世界的にMaaSが注目されているが、複数の公共交通機関をシームレスにつなぐという手段は、日本の過疎地域では使えない。公共交通機関という大前提がないのだ。ドア・トゥ・ドアの移動は自家用車かタクシーでしか実現しない。自動運転車両が求められているのは過疎地であり、これが実現すると、介護や医療も含めたさまざまな問題に解決の道筋が拓けそうな気がする。
カーナビやクラウド上の地図データと準天頂衛星からの信号を使い、車載カメラの映像と併用すれば、視界が極めて悪くても「どこが路面なのか」を特定することはできるだろう。刻々と変化する自車位置、車両の横G、ヨーレート、4輪のスリップ率、加加速度などの情報を車載ECU内のカーモデルとの照合でうまく処理すれば、積雪寒冷地でも冬場に自動運転タクシーの運行が可能になるのではないかと素人ながらに思う。ここはAI(人工知能)というよりアクチュエーションとビークル・ダイナミクスの領域である。
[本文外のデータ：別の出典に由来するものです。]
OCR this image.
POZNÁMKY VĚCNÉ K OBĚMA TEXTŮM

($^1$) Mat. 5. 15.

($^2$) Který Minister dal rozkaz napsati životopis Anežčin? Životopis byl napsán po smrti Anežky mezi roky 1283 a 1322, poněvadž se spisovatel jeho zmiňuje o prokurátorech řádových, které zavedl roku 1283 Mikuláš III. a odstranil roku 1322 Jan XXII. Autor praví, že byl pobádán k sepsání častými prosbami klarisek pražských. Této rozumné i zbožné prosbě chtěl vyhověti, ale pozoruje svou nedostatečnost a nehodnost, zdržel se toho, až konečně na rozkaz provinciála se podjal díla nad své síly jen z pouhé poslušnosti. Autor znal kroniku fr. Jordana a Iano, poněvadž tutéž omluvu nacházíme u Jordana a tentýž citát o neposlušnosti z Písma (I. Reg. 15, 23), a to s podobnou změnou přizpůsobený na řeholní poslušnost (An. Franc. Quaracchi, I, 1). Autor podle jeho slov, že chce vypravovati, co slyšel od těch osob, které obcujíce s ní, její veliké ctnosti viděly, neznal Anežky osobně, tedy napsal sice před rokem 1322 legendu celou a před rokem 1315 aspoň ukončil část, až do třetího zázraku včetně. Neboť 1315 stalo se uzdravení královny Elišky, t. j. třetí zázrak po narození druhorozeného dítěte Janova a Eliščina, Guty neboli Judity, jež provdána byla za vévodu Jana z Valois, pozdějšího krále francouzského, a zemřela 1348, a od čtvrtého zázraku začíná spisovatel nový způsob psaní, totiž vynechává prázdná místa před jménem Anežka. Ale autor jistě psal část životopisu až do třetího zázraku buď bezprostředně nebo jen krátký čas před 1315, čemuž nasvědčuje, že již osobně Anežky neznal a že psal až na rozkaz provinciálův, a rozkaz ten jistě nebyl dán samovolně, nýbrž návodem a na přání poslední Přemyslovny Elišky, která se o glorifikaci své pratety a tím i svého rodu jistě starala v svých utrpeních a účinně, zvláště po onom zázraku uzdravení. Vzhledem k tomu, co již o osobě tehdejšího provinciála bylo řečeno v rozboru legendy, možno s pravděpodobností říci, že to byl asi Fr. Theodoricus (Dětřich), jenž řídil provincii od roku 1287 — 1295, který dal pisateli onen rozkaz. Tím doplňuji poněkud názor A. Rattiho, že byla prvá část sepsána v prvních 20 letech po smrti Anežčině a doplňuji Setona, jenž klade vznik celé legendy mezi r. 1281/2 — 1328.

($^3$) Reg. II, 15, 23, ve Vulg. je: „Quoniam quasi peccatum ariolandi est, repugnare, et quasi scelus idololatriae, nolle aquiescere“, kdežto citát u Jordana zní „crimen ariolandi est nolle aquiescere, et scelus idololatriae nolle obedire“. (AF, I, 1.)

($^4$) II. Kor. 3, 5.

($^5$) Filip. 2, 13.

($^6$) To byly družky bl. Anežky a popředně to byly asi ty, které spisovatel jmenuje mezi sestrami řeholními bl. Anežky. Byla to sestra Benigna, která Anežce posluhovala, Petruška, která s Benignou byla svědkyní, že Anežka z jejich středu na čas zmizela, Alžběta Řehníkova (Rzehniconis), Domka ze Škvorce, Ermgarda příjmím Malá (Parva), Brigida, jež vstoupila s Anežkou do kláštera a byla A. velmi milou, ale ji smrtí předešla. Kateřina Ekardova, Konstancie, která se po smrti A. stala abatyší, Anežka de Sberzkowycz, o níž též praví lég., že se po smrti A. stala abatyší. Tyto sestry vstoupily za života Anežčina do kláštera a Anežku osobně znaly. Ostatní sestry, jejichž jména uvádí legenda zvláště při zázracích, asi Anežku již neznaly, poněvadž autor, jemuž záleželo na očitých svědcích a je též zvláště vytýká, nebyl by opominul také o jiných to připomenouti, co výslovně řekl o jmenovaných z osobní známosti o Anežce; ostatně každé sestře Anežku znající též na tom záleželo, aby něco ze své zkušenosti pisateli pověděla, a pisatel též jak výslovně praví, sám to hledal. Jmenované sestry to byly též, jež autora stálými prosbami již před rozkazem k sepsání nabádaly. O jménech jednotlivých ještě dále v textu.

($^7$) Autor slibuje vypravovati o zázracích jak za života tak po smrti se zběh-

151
地震国日本では道路が1年間に数センチ動くことなど珍しくない。正確なデジタル地図を用意しても2~3年で修正が必要になる。安価で耐久性に優れた小型の磁気センサーを道路に一定間隔で埋め込む手もあるだろうが、できれば車載装置で完結したい。クルマの走行を「セーフ・アット・エニー・シチュエーション」にするためのサイエンスを考え、それをテクノロジーとして具体化することが、市販車ビークル・ダイナミクスの課題のひとつだと思う。
かつて1970年代、米国でレモンカー(欠陥車)騒動が起きたとき、活動家のラルフ・ネーダー氏は自動車を「アンセーフ・アット・エニー・スピード」と斬った。どんな速度でもクルマは安全ではない。と。衝突安全基準はここで生まれ、育っていった。次は日本が「セーフ・アット・エニー・シチュエーション」を目指してほしいと願う。